Mais pas le temps d’y penser. Par élémentaire prudence chacun d’entre nous, grâce à un solide mousqueton, s’est attaché à la ligne de survie qui court sur le pont du bateau. Au moins, si une vague me jette hors du bateau, j’y resterai attachée, je serai récupérable… C’est déjà ça ! Avoir peur, normal. Céder à la panique, hors de question, il faut agir. Il faut scruter vers le sud là où, probablement, se trouve la côte. Près ou loin ? Le courant est si fort que nos calculs préalables sont faussés. Nous devons impérativement détecter cette maudite côte dans cet enfer. Aucun d’entre nous n’oserait communiquer ce qu’il redoute à ses voisins. A l’intérieur, dans la cabine tout est sens dessus dessous, les objets qui n’ont pas été amarrés à temps, avant le coup de vent, sont brinquebalés avec fracas, suivant les embardées du bateau, les caprices des vagues croisées. La barre est devenue presque impossible à tenir, nous ne savons combien de temps nous pourrons résister. Enfin, la sage décision que j’appelais de mes vœux tombe : si aucune amélioration n’est survenue dans cinq minutes, nous nous mettrons à la cape. C’est-à-dire nez dans le vent, pour se maintenir dans toute la mesure du possible sur place, moteur à l’appui. Une bienfaisante détente survole mon angoisse. Enfin, le capitaine a décidé de ne pas lutter sans merci contre ces éléments en colère, de ne pas risquer bêtement notre peau !

Les nuages se déchirent un court instant, juste le temps d’apercevoir un effroyable flamboiement dans le ciel devenu couleur sang. C’est l’Etna. En éruption.

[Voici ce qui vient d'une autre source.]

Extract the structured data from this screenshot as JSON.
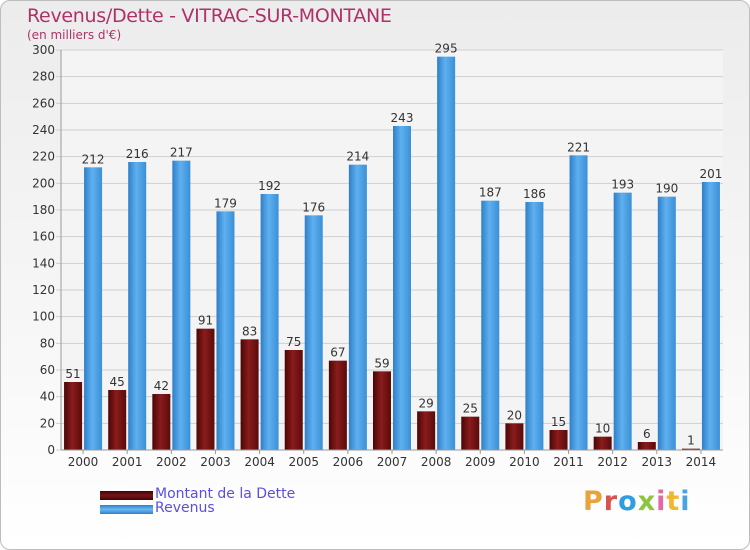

C’est lui dont les caprices bouleversent la Méditerranée, la cause de ce coup de chien, c’est lui. A l’inquiétude succède chez moi un sentiment étrange : je suis rassurée puisque je connais la cause de ce mauvais temps, mais la hantise demeure intacte et la perplexité me gagne : comment allons-nous en sortir ? Je garde les yeux rivés sur l’emplacement présumé de la côte, tandis que je masque de la main les fulgurances du volcan en fureur qui m’éblouissent. Je perçois la tension de tout l’équipage dans cette quête improbable à travers une ombre d’encre.

Soudain des exclamations jaillissent, elles dominent tout le vacarme du vent, des vagues, des claquements dans les haubans : « Là, une lumière ! —Où ça ? —Là regarde, au ras de l’horizon ! » Je veux bien moi, je ne demande pas mieux mais l’horizon monte et baisse à une telle cadence avec cette mer déchaînée … Puis, oui, ça y est je vois, je distingue un petit serpent de lumière qui au ras de l’eau nous indique l’emplacement de la côte. C’est la ligne du chemin de fer qui figure sur la carte, il n’y a pas d’erreur possible, ah quel soulagement, et ceci juste au moment où nous nous apprêtions à déclarer forfait, à cesser de lutter. Et quel bonheur intense de trouver la mer apaisée dès le cap contourné. Nous sommes submergés par une immense joie, profonde ; nous rions, nous crions victoire, nous venons de vivre une aventure hors du commun qui renforce notre amitié et scelle notre amour de la mer.

Cette expérience sans précédent m’a fait connaître une griserie nouvelle : être si près du volcan en éruption, le voir chahuter l’univers à son gré, a été un spectacle d’une beauté grandiose, mais terrifiante. Terrifiante parce que nous ne sommes franchement pas bien gros face aux éléments déchaînés… Souvenir inoubliable d’un ailleurs que je garde profondément gravé en mémoire, et que je retrouve à chaque fois avec autant de force et de joie.